エルさんはあらかじめ持っていた薬草図鑑を僕に手渡すと、一旦カウンター内に戻り短剣付きの大きめのポーチと成人男性の腕の長さほどの長剣を持ってきた。


「王都にいくら近くても森の奥にはウルフなど、弱いながらも魔物がいるのでまだ近づかないようにしてくださいね」


念を押されたが今日は魔物と戦闘するつもりはないので問題は無いだろう。

エルさんに見送られながらギルドを出て昨日とは反対方向に向かう。南の大門に向かう途中、ポーチの中を確認すると、下級回復ポーションとラベルが貼られたほのかに光る液体と[もし怪我をしたら患部にかけるかそのまま飲むかしてください]

と書かれたメモ書きが入っていた。エルさんが入れてくれたのだろう。エルさんに感謝しつつしばらく歩くと南の大門に着いた。商人が乗っているのだろう馬車などが並んでいるがそれほど混んではいないのですぐに出られるだろう。

待っているうちに自分の順番が来た。審査を行なっていたのはカインだった。


「お!フウガじゃねえか」


「昨日ぶりです。カインさん」


「その様子だと無事冒険者になれたみたいだな。外に行くって事は初依頼か?」


「はい!薬草の採取に行ってきます」


「そうか、城壁内と違って外は魔物が出るからな。十分気をつけろよ!」


と通してくれた。そういえばカインの[特技]は何なのだろうか。門番だから槍術とかな?今度聞いてみよう。

と決めつつ西南へ向かう。

南の大門を出てから数十分歩くと森に着いた。

周りに誰も居ないのを確認し剣を鞘から出して、少し振ってみる。あまり奥に入らない予定ではあるがもしも剣を使わざるおえない状況に陥った場合、その状況で初めて振る。ではまずいだろう。

少し手に馴染むまで剣の素振りと感触を確かめる。今日は魔物と戦闘をする訳ではないので、また今度でいいだろうと薬草探しを始めることにする。

木々の間には草が生い茂っているので、それほど時間もかからずに採取できるだろう。



森の奥に入らず、少し歩けば外に出られるくらいの場所で薬草探しを開始してから数十分が経過した。

まだ一房も採取できていない。


「おかしいなぁ…エルさんが言うにはこの森には緑陽草と運が良ければ陽黄草が採れるはずなんだけど」


緑陽草は一般的に今ポーチの中にあるような下位ポーションの材料であり珍しくは無いらしい。

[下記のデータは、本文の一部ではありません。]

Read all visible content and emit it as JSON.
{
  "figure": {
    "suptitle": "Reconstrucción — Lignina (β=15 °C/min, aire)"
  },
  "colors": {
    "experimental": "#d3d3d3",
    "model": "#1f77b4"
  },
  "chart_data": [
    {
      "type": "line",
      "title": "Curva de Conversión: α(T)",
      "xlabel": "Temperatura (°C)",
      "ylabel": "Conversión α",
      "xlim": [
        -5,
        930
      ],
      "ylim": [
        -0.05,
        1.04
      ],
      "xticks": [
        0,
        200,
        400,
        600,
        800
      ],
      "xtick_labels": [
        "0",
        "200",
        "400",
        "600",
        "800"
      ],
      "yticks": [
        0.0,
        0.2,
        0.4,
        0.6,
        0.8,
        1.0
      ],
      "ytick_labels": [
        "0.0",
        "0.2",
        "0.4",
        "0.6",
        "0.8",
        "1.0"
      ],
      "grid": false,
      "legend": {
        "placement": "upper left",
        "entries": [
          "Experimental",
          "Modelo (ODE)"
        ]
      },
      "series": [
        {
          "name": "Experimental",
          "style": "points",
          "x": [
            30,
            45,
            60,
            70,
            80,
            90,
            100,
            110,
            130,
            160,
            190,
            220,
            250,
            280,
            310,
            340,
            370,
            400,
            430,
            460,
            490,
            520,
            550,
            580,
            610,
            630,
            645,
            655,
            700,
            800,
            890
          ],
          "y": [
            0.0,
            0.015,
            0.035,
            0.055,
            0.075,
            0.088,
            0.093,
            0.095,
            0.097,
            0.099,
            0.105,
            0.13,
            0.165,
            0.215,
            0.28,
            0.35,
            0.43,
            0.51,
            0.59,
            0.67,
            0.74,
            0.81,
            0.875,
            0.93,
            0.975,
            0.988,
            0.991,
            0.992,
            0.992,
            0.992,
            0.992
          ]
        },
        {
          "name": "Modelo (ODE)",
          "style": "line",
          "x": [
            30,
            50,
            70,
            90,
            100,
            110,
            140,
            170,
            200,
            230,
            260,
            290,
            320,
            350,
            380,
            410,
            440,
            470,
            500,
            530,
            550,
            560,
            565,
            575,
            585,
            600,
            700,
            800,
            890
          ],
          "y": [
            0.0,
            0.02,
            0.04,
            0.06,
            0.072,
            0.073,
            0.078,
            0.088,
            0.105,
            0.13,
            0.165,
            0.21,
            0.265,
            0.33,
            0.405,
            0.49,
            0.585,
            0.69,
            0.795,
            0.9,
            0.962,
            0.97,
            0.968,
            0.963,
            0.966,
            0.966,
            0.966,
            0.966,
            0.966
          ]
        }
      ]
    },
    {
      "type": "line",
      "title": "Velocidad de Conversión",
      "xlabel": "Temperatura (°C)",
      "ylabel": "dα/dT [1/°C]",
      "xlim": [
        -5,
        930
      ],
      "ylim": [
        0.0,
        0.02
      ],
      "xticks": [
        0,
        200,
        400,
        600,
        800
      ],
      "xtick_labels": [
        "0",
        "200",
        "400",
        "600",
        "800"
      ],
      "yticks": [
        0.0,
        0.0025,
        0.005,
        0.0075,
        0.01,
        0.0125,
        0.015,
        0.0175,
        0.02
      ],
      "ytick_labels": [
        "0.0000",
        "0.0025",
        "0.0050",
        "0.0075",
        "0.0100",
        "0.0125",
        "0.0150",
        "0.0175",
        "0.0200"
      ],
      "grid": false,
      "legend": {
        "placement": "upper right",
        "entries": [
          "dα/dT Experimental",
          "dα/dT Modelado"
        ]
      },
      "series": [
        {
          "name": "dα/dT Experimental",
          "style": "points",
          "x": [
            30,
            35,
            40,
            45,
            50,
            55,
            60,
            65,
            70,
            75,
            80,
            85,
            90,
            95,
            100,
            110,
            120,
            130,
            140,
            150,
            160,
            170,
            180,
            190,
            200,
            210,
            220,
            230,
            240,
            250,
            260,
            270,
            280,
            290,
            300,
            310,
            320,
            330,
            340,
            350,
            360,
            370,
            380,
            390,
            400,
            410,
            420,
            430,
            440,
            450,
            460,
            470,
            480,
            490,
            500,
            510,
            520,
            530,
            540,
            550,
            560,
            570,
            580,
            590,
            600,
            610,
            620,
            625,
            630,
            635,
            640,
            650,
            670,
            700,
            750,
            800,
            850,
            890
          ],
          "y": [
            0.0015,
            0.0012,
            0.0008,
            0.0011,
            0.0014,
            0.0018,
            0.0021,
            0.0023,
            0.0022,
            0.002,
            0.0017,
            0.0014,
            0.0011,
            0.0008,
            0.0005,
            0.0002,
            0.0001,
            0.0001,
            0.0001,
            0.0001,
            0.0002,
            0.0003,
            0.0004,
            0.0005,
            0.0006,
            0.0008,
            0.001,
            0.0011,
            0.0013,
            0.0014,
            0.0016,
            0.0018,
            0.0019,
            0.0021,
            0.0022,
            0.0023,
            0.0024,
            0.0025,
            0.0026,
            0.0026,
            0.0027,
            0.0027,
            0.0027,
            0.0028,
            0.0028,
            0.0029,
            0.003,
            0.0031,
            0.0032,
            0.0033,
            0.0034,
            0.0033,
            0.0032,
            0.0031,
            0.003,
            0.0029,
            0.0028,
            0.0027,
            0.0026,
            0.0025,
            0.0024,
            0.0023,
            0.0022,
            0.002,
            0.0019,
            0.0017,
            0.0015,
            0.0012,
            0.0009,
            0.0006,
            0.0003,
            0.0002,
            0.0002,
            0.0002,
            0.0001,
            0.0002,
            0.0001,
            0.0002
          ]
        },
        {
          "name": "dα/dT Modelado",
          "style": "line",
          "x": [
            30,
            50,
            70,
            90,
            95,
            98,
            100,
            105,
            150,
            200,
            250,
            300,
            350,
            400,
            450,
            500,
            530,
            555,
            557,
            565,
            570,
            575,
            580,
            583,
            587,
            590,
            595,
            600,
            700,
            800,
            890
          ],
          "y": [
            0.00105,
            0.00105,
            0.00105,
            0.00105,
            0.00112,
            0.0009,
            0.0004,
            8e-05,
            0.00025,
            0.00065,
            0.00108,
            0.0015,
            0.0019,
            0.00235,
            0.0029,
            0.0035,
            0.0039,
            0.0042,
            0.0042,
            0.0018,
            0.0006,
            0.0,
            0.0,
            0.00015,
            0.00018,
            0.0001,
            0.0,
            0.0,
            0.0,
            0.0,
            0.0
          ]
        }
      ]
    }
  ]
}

色は緑だが淡く発光しているため薬草図鑑を判別すればすぐわかるそうだ。

陽黄草は緑陽草より珍しいがその分効果が高く、買い取り価格も高い。是非陽黄草も見つけたいものだ。

陽黄草はおろか、緑陽草すら見つからないので少し奥に入ってみることにする。するとこれまで見てきた雑草とは明らかに異なり、淡く発光している草があるのが見える。近寄って薬草図鑑に記載された特徴と照らし合わせてみると緑陽草であるとわかった。

無事見つけられたことに喜びながら薬草は傷があると効果が薄れて買い取り金額も下がるので、なるべく傷が付かないよう採取する。


なんとか傷を付けずに採取することができた。周りを見渡すと奥にまた淡く光る草があるのがわかり、嬉々として近寄り採取を開始する。

森の奥に少し入っただけでとんとん拍子で緑陽草が見つかったのであまり奥に入らないようにという警告を完全に忘れ、森の奥に入っていった。